Saviano himself is living under a death threat; a Camorra grease has said that there are plans to kill him before Christmas. Having earned himself a considerable amount of money, he now has no ordinary life. Like the bosses he describes, he must move under armed guard. Comparisons have been made with Salman Rushdie’s experience – not least by Rushdie himself – but the situation is only partly analogous. Rushdie was surprised and shocked by the response of extremists to a few pages in The Satanic Verses. He is unlikely to arouse such anger again, since the offending ideas were hardly central to his work.

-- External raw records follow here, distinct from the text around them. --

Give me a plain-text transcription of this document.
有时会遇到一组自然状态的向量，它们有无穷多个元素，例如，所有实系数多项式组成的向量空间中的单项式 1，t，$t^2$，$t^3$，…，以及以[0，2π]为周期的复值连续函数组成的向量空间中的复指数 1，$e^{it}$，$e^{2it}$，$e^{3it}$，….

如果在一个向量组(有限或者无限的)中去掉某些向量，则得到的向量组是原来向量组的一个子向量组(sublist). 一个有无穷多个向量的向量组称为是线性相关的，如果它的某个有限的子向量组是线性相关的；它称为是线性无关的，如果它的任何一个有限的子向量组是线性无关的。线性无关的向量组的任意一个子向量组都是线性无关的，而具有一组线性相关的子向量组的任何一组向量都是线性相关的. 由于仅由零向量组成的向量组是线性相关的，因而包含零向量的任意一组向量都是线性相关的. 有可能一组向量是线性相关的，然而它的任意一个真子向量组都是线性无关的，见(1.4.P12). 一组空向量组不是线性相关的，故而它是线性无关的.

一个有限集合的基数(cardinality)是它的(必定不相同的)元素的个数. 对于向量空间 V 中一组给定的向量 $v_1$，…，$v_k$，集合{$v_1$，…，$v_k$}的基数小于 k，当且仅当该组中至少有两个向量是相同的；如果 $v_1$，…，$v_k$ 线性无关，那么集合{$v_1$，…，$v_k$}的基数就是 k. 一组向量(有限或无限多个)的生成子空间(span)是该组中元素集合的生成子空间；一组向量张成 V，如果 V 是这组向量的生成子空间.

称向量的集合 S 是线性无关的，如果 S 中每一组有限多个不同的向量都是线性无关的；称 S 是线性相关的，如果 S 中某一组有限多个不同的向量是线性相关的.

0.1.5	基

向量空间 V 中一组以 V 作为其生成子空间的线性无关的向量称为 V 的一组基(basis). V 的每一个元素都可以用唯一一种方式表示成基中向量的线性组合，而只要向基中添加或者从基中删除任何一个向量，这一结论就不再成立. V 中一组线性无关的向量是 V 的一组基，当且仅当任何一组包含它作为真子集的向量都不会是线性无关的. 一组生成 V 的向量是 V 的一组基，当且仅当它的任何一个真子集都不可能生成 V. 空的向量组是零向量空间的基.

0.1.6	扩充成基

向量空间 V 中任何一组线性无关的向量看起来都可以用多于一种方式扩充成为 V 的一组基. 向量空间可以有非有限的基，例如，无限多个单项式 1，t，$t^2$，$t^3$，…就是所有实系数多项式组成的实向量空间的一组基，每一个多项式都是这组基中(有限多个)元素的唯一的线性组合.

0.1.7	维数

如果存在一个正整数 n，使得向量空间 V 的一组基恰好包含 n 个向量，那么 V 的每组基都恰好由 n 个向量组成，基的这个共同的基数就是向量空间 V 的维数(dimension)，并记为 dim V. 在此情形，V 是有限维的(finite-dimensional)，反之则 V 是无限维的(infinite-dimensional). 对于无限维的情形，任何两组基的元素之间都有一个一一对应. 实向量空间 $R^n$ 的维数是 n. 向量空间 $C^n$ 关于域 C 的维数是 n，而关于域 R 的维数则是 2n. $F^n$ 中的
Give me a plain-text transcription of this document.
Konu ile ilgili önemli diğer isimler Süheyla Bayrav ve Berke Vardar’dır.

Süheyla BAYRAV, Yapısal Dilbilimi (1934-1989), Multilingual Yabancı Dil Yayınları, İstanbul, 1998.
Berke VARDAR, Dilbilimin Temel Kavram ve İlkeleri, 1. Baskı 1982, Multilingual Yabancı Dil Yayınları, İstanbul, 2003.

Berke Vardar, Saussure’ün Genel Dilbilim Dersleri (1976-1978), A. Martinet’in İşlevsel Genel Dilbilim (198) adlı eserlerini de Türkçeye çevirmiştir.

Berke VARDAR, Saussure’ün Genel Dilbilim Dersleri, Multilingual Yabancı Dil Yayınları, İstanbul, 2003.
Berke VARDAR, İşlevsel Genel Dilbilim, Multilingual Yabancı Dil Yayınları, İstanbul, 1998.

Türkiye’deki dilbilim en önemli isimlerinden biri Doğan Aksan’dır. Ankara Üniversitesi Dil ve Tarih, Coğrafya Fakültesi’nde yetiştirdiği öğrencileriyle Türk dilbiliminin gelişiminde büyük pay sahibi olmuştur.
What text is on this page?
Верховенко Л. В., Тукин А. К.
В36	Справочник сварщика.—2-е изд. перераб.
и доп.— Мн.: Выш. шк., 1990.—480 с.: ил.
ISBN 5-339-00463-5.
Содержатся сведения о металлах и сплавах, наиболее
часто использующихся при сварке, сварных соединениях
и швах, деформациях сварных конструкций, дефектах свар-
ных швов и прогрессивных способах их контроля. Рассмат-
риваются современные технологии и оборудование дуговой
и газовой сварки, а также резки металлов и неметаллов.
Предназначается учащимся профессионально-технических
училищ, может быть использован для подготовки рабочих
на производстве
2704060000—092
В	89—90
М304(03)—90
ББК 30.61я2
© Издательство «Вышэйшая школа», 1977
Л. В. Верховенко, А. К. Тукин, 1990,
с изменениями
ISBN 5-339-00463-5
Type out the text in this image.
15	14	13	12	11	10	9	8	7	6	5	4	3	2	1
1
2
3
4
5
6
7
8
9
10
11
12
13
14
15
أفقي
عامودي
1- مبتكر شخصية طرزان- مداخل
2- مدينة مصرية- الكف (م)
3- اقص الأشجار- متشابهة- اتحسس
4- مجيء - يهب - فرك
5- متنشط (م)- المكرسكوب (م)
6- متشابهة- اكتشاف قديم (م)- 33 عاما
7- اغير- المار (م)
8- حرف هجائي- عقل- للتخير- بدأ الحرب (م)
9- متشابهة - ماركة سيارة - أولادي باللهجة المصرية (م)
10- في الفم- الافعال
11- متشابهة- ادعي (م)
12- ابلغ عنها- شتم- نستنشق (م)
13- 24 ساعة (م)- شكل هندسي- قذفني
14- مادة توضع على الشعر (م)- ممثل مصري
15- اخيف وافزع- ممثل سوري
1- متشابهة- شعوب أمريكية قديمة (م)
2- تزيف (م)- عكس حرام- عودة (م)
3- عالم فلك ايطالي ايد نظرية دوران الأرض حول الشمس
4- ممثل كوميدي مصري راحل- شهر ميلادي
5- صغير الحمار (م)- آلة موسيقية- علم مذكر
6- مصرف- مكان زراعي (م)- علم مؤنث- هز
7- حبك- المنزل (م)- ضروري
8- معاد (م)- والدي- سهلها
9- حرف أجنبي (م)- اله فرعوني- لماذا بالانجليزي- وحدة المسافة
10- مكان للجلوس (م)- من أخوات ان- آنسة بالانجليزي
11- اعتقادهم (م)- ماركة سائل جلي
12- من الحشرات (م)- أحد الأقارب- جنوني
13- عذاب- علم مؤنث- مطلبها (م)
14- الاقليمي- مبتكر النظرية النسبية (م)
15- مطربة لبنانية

But Saviano’s destiny seems to be tied to Naples and his opposition to the Camorra. Don Peppino, he writes, left the south to study in Rome and ‘should have stayed there’, far away from his home town of Casal di Principe. But, ‘like someone unable to shake off a habit, or a smell . . . or someone who constantly has the intense feeling that he ought to be doing something’, he came back. Saviano, too, comes across as a man who ‘has the intense feeling that he ought to be doing something’: something no one else can be trusted to do. One aspect of Gomorrah that has attracted criticism is the absence of any enthusiasm for – or indeed much discussion of – the magistrates and policemen who are daily at war with the Camorra, risking their lives for modest salaries. At one point, following an impressive analysis of the Camorra’s penetration of the cement industry, Saviano suggests that the imprisonment of Camorra bosses actually strengthens the organisation, bringing new blood, new ideas, better business, and elevating the arrested bosses to the mythical status that will inspire new generations of criminals.

If one accepts this notion of the limits of a policy of repression, the only prospect for change lies in the word, in the willingness to speak out, to encourage everyone to speak out, to break the Camorra’s control of the collective mind. The use of the word must be unerring, ‘a sentry, a witness, it must never stop pointing to the truth’, because to fall silent out of fear would be to hand victory to the Camorra. ‘The word used like this,’ Saviano says, ‘can only be silenced by killing.’ One must hope that these words will not be prophetic.